Here we can see in the details of the certificate that the Signature Algorithm is indeed sha256RSA:
A quick verification of the General Properties on the Windows 2008 Enterprise Certification Authority show that the Hash algorithm used on the root CA is also using sha256:
Since the internal CA here is only configured to sign certificates using SHA2 we went out to RapidSSL to request a thirty-day free trial certificate to temporarily use on the Front-End Server. Here we can see that the certificate is using the more common SHA1 for it’s Signature Algorithm:
After applying the new certificate to OCS and selecting it in IIS I rebooted the server for good measure. Initially the problem appeared to be resolved as I was able to dial directly into an audio conference from an internal PBX phone, followed by a PSTN phone. The second caller was actually added to the conference successfully (yeay!) but in doing so the first caller was immediately booted out of the room (boo!). And when I dialed in from a third phone, you guessed it, the second caller was promptly disconnected.
I looked at the OCS Event Log on the Front-End server showed a whole bunch of new error messages that had not been there before, describing lots of MCU errors, which would explain the failure to join additional parties. Details on the error messages can be found in this TechNet blog.

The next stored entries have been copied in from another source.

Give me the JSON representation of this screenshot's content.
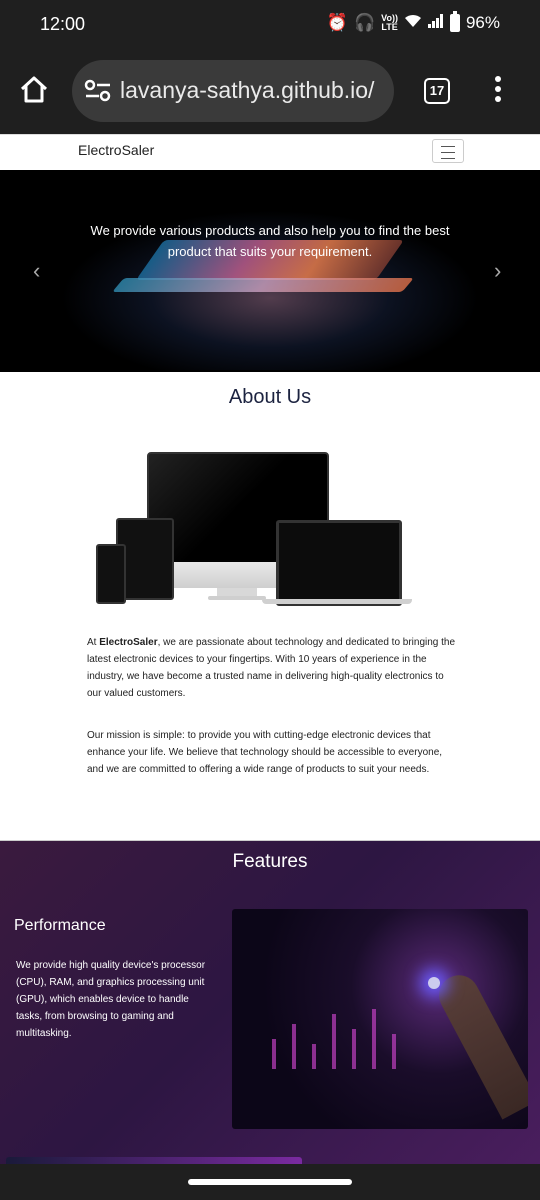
{
  "status_bar": {
    "time": "12:00",
    "network_label_top": "Vo))",
    "network_label_bottom": "LTE",
    "battery": "96%"
  },
  "browser": {
    "url": "lavanya-sathya.github.io/",
    "tab_count": "17"
  },
  "site": {
    "brand": "ElectroSaler"
  },
  "hero": {
    "caption": "We provide various products and also help you to find the best product that suits your requirement.",
    "prev_glyph": "‹",
    "next_glyph": "›"
  },
  "about": {
    "title": "About Us",
    "para1_prefix": "At ",
    "para1_brand": "ElectroSaler",
    "para1_rest": ", we are passionate about technology and dedicated to bringing the latest electronic devices to your fingertips. With 10 years of experience in the industry, we have become a trusted name in delivering high-quality electronics to our valued customers.",
    "para2": "Our mission is simple: to provide you with cutting-edge electronic devices that enhance your life. We believe that technology should be accessible to everyone, and we are committed to offering a wide range of products to suit your needs."
  },
  "features": {
    "title": "Features",
    "heading": "Performance",
    "text": "We provide high quality device's processor (CPU), RAM, and graphics processing unit (GPU), which enables device to handle tasks, from browsing to gaming and multitasking."
  }
}
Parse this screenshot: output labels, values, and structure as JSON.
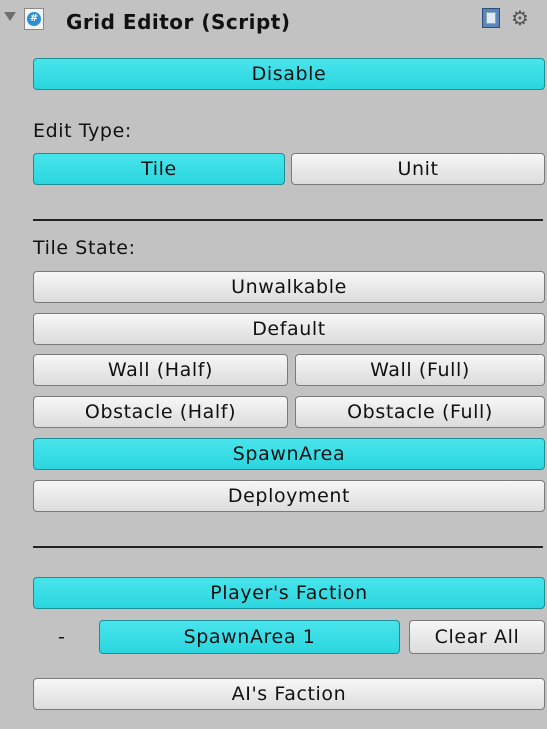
{
  "header": {
    "title": "Grid Editor (Script)"
  },
  "buttons": {
    "disable": "Disable",
    "tile": "Tile",
    "unit": "Unit",
    "unwalkable": "Unwalkable",
    "default": "Default",
    "wall_half": "Wall (Half)",
    "wall_full": "Wall (Full)",
    "obstacle_half": "Obstacle (Half)",
    "obstacle_full": "Obstacle (Full)",
    "spawn_area": "SpawnArea",
    "deployment": "Deployment",
    "players_faction": "Player's Faction",
    "spawn_area_1": "SpawnArea 1",
    "clear_all": "Clear All",
    "ais_faction": "AI's Faction"
  },
  "labels": {
    "edit_type": "Edit Type:",
    "tile_state": "Tile State:",
    "dash": "-"
  },
  "colors": {
    "panel_bg": "#c2c2c2",
    "accent": "#2bd6de"
  },
  "icons": {
    "foldout": "triangle-down-icon",
    "script": "script-icon",
    "help": "help-book-icon",
    "settings": "gear-icon"
  }
}
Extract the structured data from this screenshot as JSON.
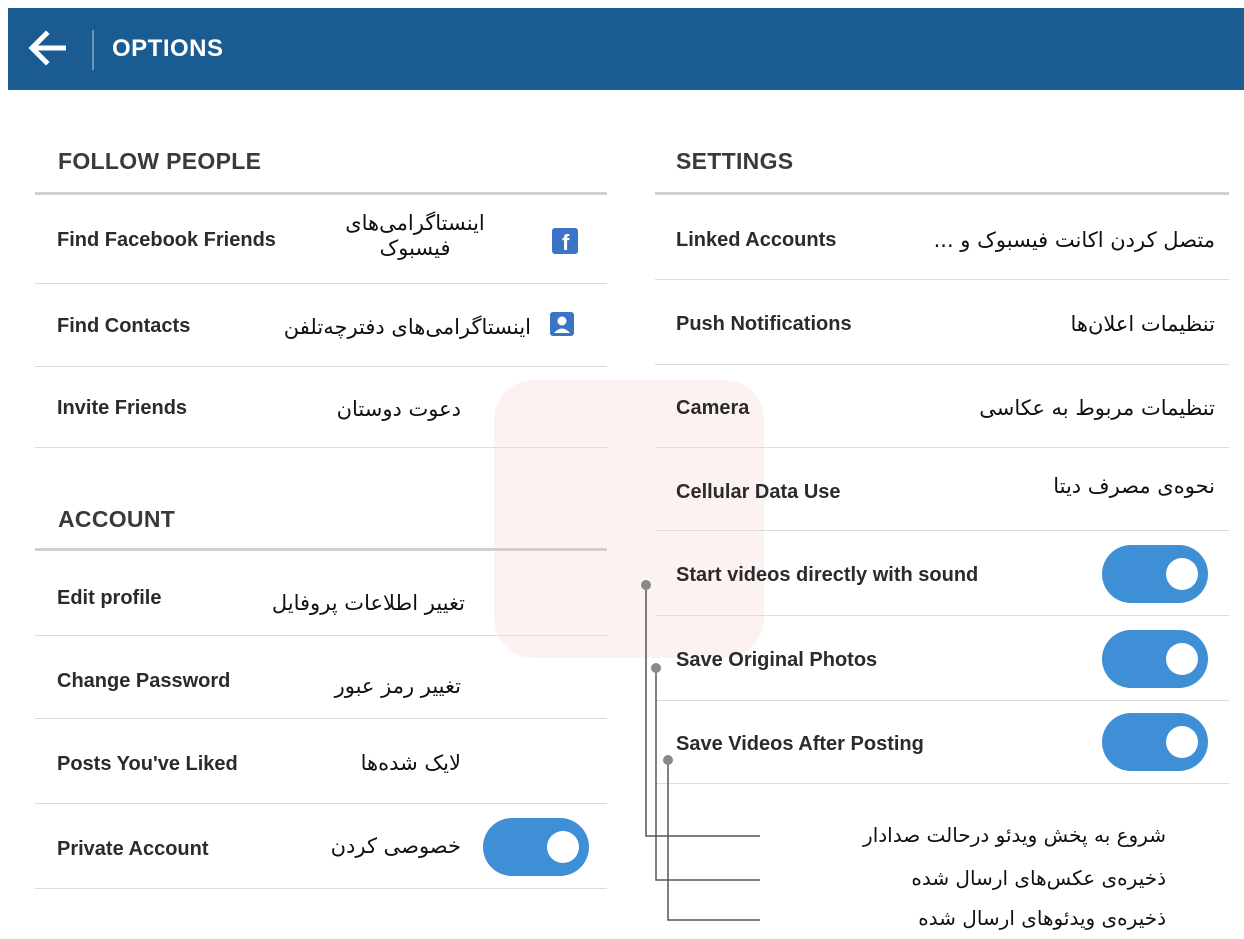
{
  "header": {
    "title": "OPTIONS"
  },
  "follow_people": {
    "title": "FOLLOW PEOPLE",
    "items": [
      {
        "label": "Find Facebook Friends",
        "fa": "اینستاگرامی‌های فیسبوک",
        "icon": "facebook-icon"
      },
      {
        "label": "Find Contacts",
        "fa": "اینستاگرامی‌های دفترچه‌تلفن",
        "icon": "contacts-icon"
      },
      {
        "label": "Invite Friends",
        "fa": "دعوت دوستان"
      }
    ]
  },
  "account": {
    "title": "ACCOUNT",
    "items": [
      {
        "label": "Edit profile",
        "fa": "تغییر اطلاعات پروفایل"
      },
      {
        "label": "Change Password",
        "fa": "تغییر رمز عبور"
      },
      {
        "label": "Posts You've Liked",
        "fa": "لایک شده‌ها"
      },
      {
        "label": "Private Account",
        "fa": "خصوصی کردن",
        "toggle": true
      }
    ]
  },
  "settings": {
    "title": "SETTINGS",
    "items": [
      {
        "label": "Linked Accounts",
        "fa": "متصل کردن اکانت فیسبوک و ..."
      },
      {
        "label": "Push Notifications",
        "fa": "تنظیمات اعلان‌ها"
      },
      {
        "label": "Camera",
        "fa": "تنظیمات مربوط به عکاسی"
      },
      {
        "label": "Cellular Data Use",
        "fa": "نحوه‌ی مصرف دیتا"
      },
      {
        "label": "Start videos directly with sound",
        "toggle": true
      },
      {
        "label": "Save Original Photos",
        "toggle": true
      },
      {
        "label": "Save Videos After Posting",
        "toggle": true
      }
    ]
  },
  "annotations": [
    "شروع به پخش ویدئو درحالت صدادار",
    "ذخیره‌ی عکس‌های ارسال شده",
    "ذخیره‌ی ویدئوهای ارسال شده"
  ],
  "colors": {
    "header_bg": "#1a5c92",
    "toggle_on": "#3f8fd6",
    "icon_blue": "#3b73c6"
  }
}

Turns out that the new certificate was (partially) to blame as it’s Issuing CA’s certificate is not configured by default in Windows Server in a way that is supported by OCS. By checking the new certificate’s path we see that the Equifax Secure Certificate Authority is the issuer used by the RapidSSL free certificate:
By locating that certificate in the Third-Party Root Certification AuthoritiesCertificates folder in the Local Computer store and viewing the properties we can see that by default the certificate is only enable for a specific sub-set of purposes. To resolve the MCU errors in OCS it needed to be enabled for all purposes.
Once that change was made and the services are restarted, the MCU event log errors stopped appearing and all parties were all to join Dial-In Audio Conferences regardless of where and how they connected to the service. This proved that the previous certificate was the culprit and that the higher level of encryption on the signature was causing the validation problems.
Microsoft is currently looking into this and have successfully reproduced the issue in a lab. Once their debugging is completed I’ll update this blog posting with details on whether a hotfix or KB article is released in response.
Update
I’ve received word back from Microsoft that the issue has been fully replicated and tested in both Standard and Enterprise Edition, and certificates issued with a Signature Algorithm of MD5 or SHA2 cannot be supported for OCS R2. Only certificates using SHA1 with up to a 4096 bit key length will operate correctly. Support for SHA2 and MD5 is being considered for the next release of OCS.